Thank you for the clarification, and I apologize for my misrepresentation.
-Adrian
On 4/29/2011 10:00 AM, David E Jones wrote:
On Apr 26, 2011, at 12:31 PM, Adrian Crum wrote:
I like the idea of working with the current community to get a consensus on
these things and then loosely enforcing them. I keep holding out hope that the
desire to produce a quality product will increase.
I understand your viewpoint of just starting over with new code and new
community members. At first glance that seems attractive. But it seems to me
that's like curing cancer by executing the patient.
No, I don't think you do understand it. The last time you represented "my"

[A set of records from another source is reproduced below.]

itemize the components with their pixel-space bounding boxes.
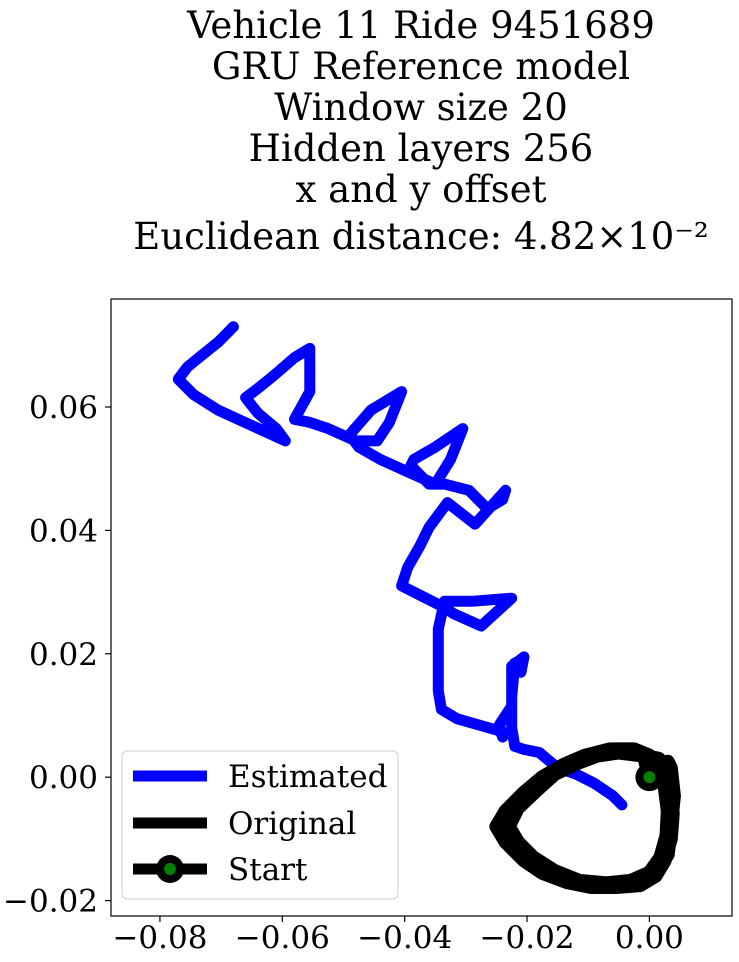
title-line-1: Vehicle 11 Ride 9451689 [186, 4, 655, 47]
chart-title: Vehicle 11 Ride 9451689 GRU Reference mo… [133, 4, 708, 258]
x-tick-label: −0.04 [357, 920, 452, 956]
series-layer [172, 321, 681, 894]
start-marker-center [643, 771, 656, 784]
series-line-estimated [172, 321, 628, 811]
y-tick-label: −0.02 [3, 884, 98, 920]
title-line-5: x and y offset [296, 168, 547, 211]
x-tick-label: −0.02 [480, 920, 575, 956]
title-line-2: GRU Reference model [212, 45, 630, 88]
x-tick-label: 0.00 [615, 920, 684, 956]
plot-frame [110, 298, 733, 917]
title-line-3: Window size 20 [274, 86, 568, 129]
title-line-6: Euclidean distance: 4.82×10⁻² [133, 215, 708, 258]
y-tick-label: 0.04 [29, 513, 98, 549]
y-axis: −0.02 0.00 0.02 0.04 0.06 [3, 390, 111, 920]
x-axis: −0.08 −0.06 −0.04 −0.02 0.00 [112, 916, 684, 956]
legend-label-original: Original [228, 806, 356, 842]
series-line-original [489, 742, 681, 894]
legend-label-start: Start [228, 852, 308, 888]
x-tick-label: −0.06 [235, 920, 330, 956]
x-tick-label: −0.08 [112, 920, 207, 956]
legend-box [121, 750, 399, 900]
legend-label-estimated: Estimated [228, 759, 387, 795]
legend: Estimated Original Start [121, 750, 399, 900]
title-line-4: Hidden layers 256 [249, 127, 594, 170]
y-tick-label: 0.06 [29, 390, 98, 426]
y-tick-label: 0.00 [29, 760, 98, 796]
legend-start-marker-center [164, 863, 176, 875]
y-tick-label: 0.02 [29, 637, 98, 673]
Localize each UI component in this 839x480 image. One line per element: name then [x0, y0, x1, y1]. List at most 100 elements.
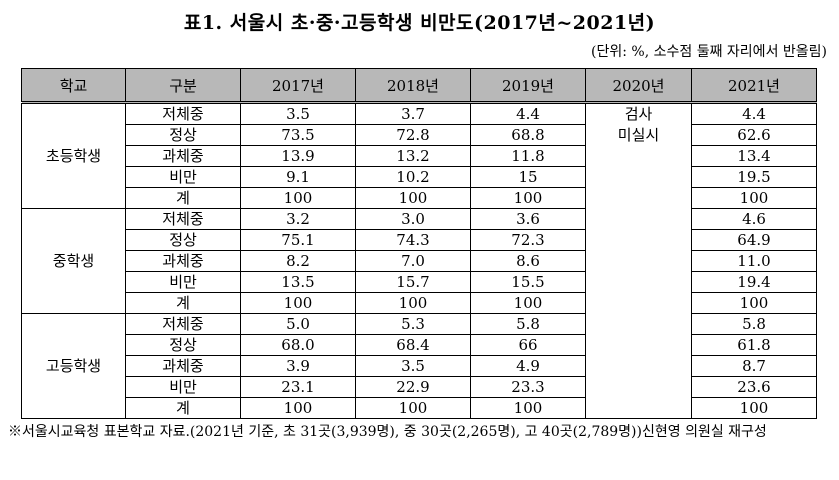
cell-2020-blank [585, 229, 692, 251]
col-header-school: 학교 [21, 68, 126, 104]
value-cell: 3.5 [355, 355, 471, 377]
value-cell: 19.5 [691, 166, 817, 188]
value-cell: 23.1 [240, 376, 356, 398]
value-cell: 4.9 [470, 355, 586, 377]
table-row: 계 100 100 100 100 [22, 187, 817, 209]
footnote: ※서울시교육청 표본학교 자료.(2021년 기준, 초 31곳(3,939명)… [8, 424, 767, 440]
value-cell: 100 [470, 187, 586, 209]
value-cell: 3.9 [240, 355, 356, 377]
obesity-table: 학교 구분 2017년 2018년 2019년 2020년 2021년 초등학생… [21, 68, 817, 419]
value-cell: 68.0 [240, 334, 356, 356]
value-cell: 10.2 [355, 166, 471, 188]
header-row: 학교 구분 2017년 2018년 2019년 2020년 2021년 [21, 68, 817, 104]
value-cell: 3.6 [470, 208, 586, 230]
value-cell: 72.8 [355, 124, 471, 146]
category-cell: 과체중 [125, 355, 241, 377]
cell-2020-blank [585, 334, 692, 356]
value-cell: 100 [240, 292, 356, 314]
col-header-2019: 2019년 [470, 68, 586, 104]
table-row: 정상 75.1 74.3 72.3 64.9 [22, 229, 817, 251]
value-cell: 23.3 [470, 376, 586, 398]
value-cell: 11.8 [470, 145, 586, 167]
col-header-2020: 2020년 [585, 68, 692, 104]
unit-note: (단위: %, 소수점 둘째 자리에서 반올림) [591, 44, 827, 60]
table-row: 비만 13.5 15.7 15.5 19.4 [22, 271, 817, 293]
cell-2020-note: 검사 [585, 102, 692, 125]
cell-2020-blank [585, 397, 692, 419]
value-cell: 22.9 [355, 376, 471, 398]
value-cell: 3.7 [355, 102, 471, 125]
value-cell: 5.3 [355, 313, 471, 335]
table-row: 정상 68.0 68.4 66 61.8 [22, 334, 817, 356]
cell-2020-blank [585, 166, 692, 188]
value-cell: 5.8 [691, 313, 817, 335]
value-cell: 13.2 [355, 145, 471, 167]
value-cell: 100 [240, 397, 356, 419]
category-cell: 비만 [125, 166, 241, 188]
value-cell: 100 [691, 397, 817, 419]
cell-2020-blank [585, 355, 692, 377]
value-cell: 9.1 [240, 166, 356, 188]
table-row: 정상 73.5 72.8 68.8 미실시 62.6 [22, 124, 817, 146]
category-cell: 정상 [125, 124, 241, 146]
table-row: 과체중 13.9 13.2 11.8 13.4 [22, 145, 817, 167]
table-row: 계 100 100 100 100 [22, 292, 817, 314]
school-cell: 중학생 [21, 208, 126, 314]
value-cell: 13.9 [240, 145, 356, 167]
col-header-2017: 2017년 [240, 68, 356, 104]
cell-2020-blank [585, 250, 692, 272]
value-cell: 100 [691, 292, 817, 314]
value-cell: 15.7 [355, 271, 471, 293]
value-cell: 7.0 [355, 250, 471, 272]
cell-2020-blank [585, 208, 692, 230]
value-cell: 8.2 [240, 250, 356, 272]
value-cell: 4.4 [470, 102, 586, 125]
cell-2020-blank [585, 313, 692, 335]
category-cell: 저체중 [125, 102, 241, 125]
value-cell: 72.3 [470, 229, 586, 251]
category-cell: 비만 [125, 271, 241, 293]
value-cell: 3.0 [355, 208, 471, 230]
value-cell: 61.8 [691, 334, 817, 356]
category-cell: 계 [125, 397, 241, 419]
cell-2020-blank [585, 292, 692, 314]
table-row: 고등학생 저체중 5.0 5.3 5.8 5.8 [21, 313, 817, 419]
value-cell: 5.0 [240, 313, 356, 335]
value-cell: 4.4 [691, 102, 817, 125]
category-cell: 계 [125, 292, 241, 314]
category-cell: 과체중 [125, 145, 241, 167]
table-row: 과체중 3.9 3.5 4.9 8.7 [22, 355, 817, 377]
category-cell: 저체중 [125, 208, 241, 230]
value-cell: 64.9 [691, 229, 817, 251]
value-cell: 3.5 [240, 102, 356, 125]
value-cell: 62.6 [691, 124, 817, 146]
value-cell: 19.4 [691, 271, 817, 293]
cell-2020-blank [585, 145, 692, 167]
table-row: 과체중 8.2 7.0 8.6 11.0 [22, 250, 817, 272]
value-cell: 100 [355, 397, 471, 419]
value-cell: 15 [470, 166, 586, 188]
cell-2020-blank [585, 376, 692, 398]
value-cell: 100 [240, 187, 356, 209]
value-cell: 100 [355, 187, 471, 209]
value-cell: 5.8 [470, 313, 586, 335]
value-cell: 75.1 [240, 229, 356, 251]
cell-2020-note: 미실시 [585, 124, 692, 146]
value-cell: 8.6 [470, 250, 586, 272]
table-row: 계 100 100 100 100 [22, 397, 817, 419]
value-cell: 23.6 [691, 376, 817, 398]
school-cell: 고등학생 [21, 313, 126, 419]
category-cell: 정상 [125, 229, 241, 251]
col-header-category: 구분 [125, 68, 241, 104]
category-cell: 비만 [125, 376, 241, 398]
table-row: 초등학생 저체중 3.5 3.7 4.4 검사 4.4 [21, 102, 817, 209]
category-cell: 과체중 [125, 250, 241, 272]
value-cell: 13.5 [240, 271, 356, 293]
table-title: 표1. 서울시 초·중·고등학생 비만도(2017년~2021년) [183, 12, 656, 34]
value-cell: 3.2 [240, 208, 356, 230]
value-cell: 11.0 [691, 250, 817, 272]
value-cell: 100 [470, 292, 586, 314]
cell-2020-blank [585, 187, 692, 209]
value-cell: 100 [355, 292, 471, 314]
value-cell: 66 [470, 334, 586, 356]
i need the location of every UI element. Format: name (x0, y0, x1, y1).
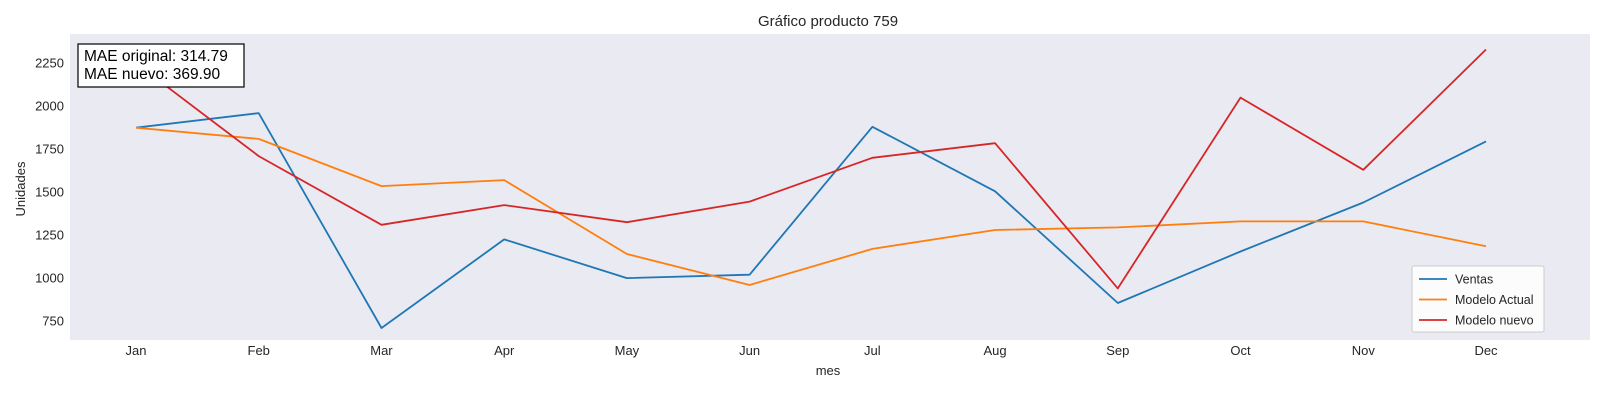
mae-nuevo-text: MAE nuevo: 369.90 (84, 66, 221, 83)
x-tick-label: May (615, 343, 640, 358)
x-tick-label: Sep (1106, 343, 1129, 358)
chart-title: Gráfico producto 759 (758, 13, 898, 30)
y-tick-label: 750 (42, 314, 64, 329)
y-tick-label: 1000 (35, 271, 64, 286)
x-tick-label: Mar (370, 343, 393, 358)
plot-area (70, 34, 1590, 340)
legend-frame (1411, 265, 1545, 333)
y-tick-label: 2000 (35, 99, 64, 114)
mae-original-text: MAE original: 314.79 (84, 48, 228, 65)
mae-annotation-box: MAE original: 314.79 MAE nuevo: 369.90 (77, 43, 245, 88)
x-tick-label: Feb (248, 343, 270, 358)
x-tick-label: Nov (1352, 343, 1376, 358)
y-tick-label: 1250 (35, 228, 64, 243)
series-line-modelo-nuevo (135, 48, 1487, 290)
x-tick-label: Jan (126, 343, 147, 358)
y-axis-ticks: 750 1000 1250 1500 1750 2000 2250 (35, 56, 64, 329)
legend: Ventas Modelo Actual Modelo nuevo (1411, 265, 1545, 333)
series-line-ventas (135, 112, 1487, 329)
x-tick-label: Jun (739, 343, 760, 358)
x-tick-label: Jul (864, 343, 881, 358)
legend-label: Modelo nuevo (1455, 314, 1534, 328)
x-tick-label: Dec (1474, 343, 1498, 358)
x-tick-label: Apr (494, 343, 515, 358)
series-line-modelo-actual (135, 126, 1487, 286)
legend-label: Ventas (1455, 273, 1493, 287)
x-axis-ticks: Jan Feb Mar Apr May Jun Jul Aug Sep Oct Nov Dec (126, 343, 1499, 358)
y-axis-label: Unidades (13, 161, 28, 216)
legend-label: Modelo Actual (1455, 293, 1534, 307)
x-axis-label: mes (816, 363, 841, 378)
x-tick-label: Aug (984, 343, 1007, 358)
y-tick-label: 2250 (35, 56, 64, 71)
x-tick-label: Oct (1230, 343, 1251, 358)
y-tick-label: 1500 (35, 185, 64, 200)
series-lines (135, 48, 1487, 329)
y-tick-label: 1750 (35, 142, 64, 157)
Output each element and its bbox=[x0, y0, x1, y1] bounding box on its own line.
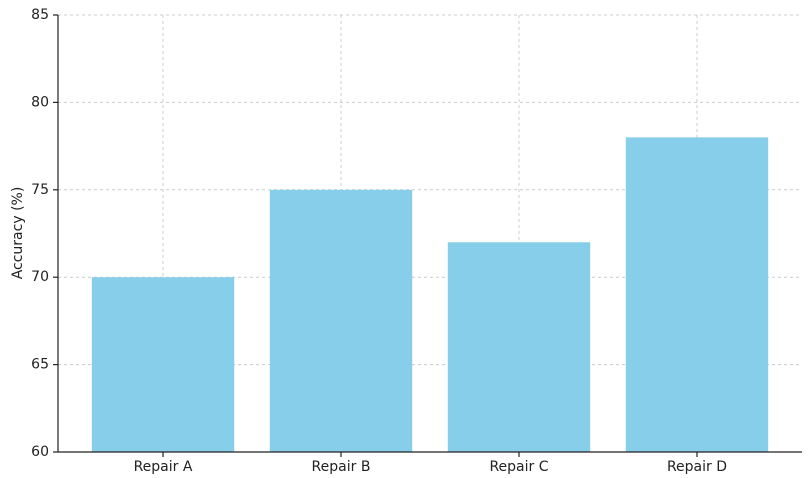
y-tick-label: 70 bbox=[31, 269, 49, 285]
bar bbox=[625, 137, 769, 453]
x-tick-label: Repair C bbox=[489, 459, 548, 475]
x-tick-label: Repair B bbox=[312, 459, 371, 475]
y-tick-label: 80 bbox=[31, 94, 49, 110]
x-tick-label: Repair A bbox=[134, 459, 193, 475]
y-tick-label: 60 bbox=[31, 444, 49, 460]
x-tick-label: Repair D bbox=[667, 459, 727, 475]
bar bbox=[447, 242, 591, 452]
y-tick-label: 75 bbox=[31, 182, 49, 198]
bar bbox=[269, 189, 413, 453]
bar bbox=[91, 277, 235, 452]
y-axis-label: Accuracy (%) bbox=[10, 187, 26, 280]
y-tick-label: 65 bbox=[31, 357, 49, 373]
y-tick-label: 85 bbox=[31, 7, 49, 23]
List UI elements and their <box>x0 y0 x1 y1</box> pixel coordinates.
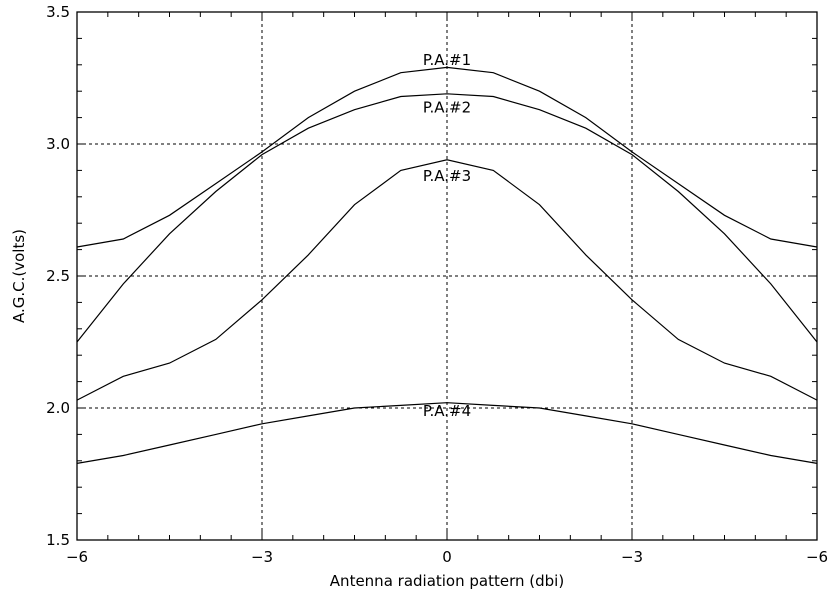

viewpoint this way I responded with how what you described was different. I'll do it
again here.
My goal is not to get rid of the community, my goal is to split the community
to various sub-communities involved in different projects which make up an
ecosystem of projects based on the same framework and data model, as opposed to
a single project for everything. This will reduce conflict and encourage people
to try different ideas with end-users in the position to choose between them
based on what works best for them.
A distributed community, as opposed to a centralized community, would allow many more people to get
involved with much less conflict than our current rather small community. The point is not to
exclude people or get rid of a community, the point is to enable more people to get involved and
move it more towards a "free market" structure as opposed to the current "central
planning" type of structure that OFBiz operates under.